It's not a copy. It's the same variable.

sub make_closures
{
   my $value = shift;
   return sub { $value++ }, sub { print "$value\n" }, sub { $value-- }
+;
}

my ($increment, $display, $decrement) = make_closures( 3 );

$display->();
$increment->();
$display->();
$decrement->();
$display->();
[download]

Nope.

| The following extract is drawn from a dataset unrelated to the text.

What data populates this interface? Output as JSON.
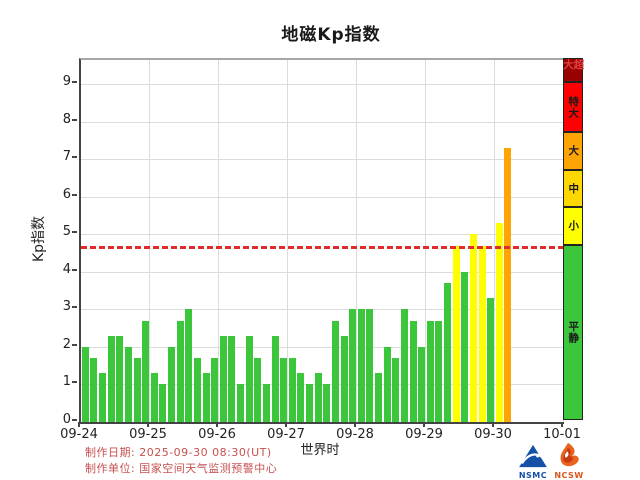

Each coderef (set of coderefs in your example - it's the time that the lexical is in scope that matters) has it's own copy.

sub make_closures
{
  my $value = shift;
  return sub { $value++ }, sub { print "$value\n" }, sub { $value-- };
}

my ($increment, $display, $decrement) = make_closures( 3 );
print "first\n";
$display->();
$increment->();
$display->();
$decrement->();
$display->();

my ($increment2, $display2, $decrement2) = make_closures( 9 );

print "second\n";
$display2->();
$increment2->();
$display2->();
$decrement2->();
$display2->();

print "first again\n";
$display->();
$increment->();
$display->();
$decrement->();
$display->();
[download]

Result:

first
3
4
3
second
9
10
9
first again
3
4
3

That's why it needs to be lexical.



--Bob Niederman, http://bob-n.com

I suspect we mean different things by the word "copy".

Because lexical variables live in scratchpads and because a closure carries around the scratchpad where it was created, I say that a closure does not make a new copy of the variable.

Because a new scratchpad is created on each scope entry and the closures returned bind to the new scratchpad, you say that a closure does copy the variable.

I don't think "copy" is the right word, but I understand what you're saying and the effect is indeed accurate.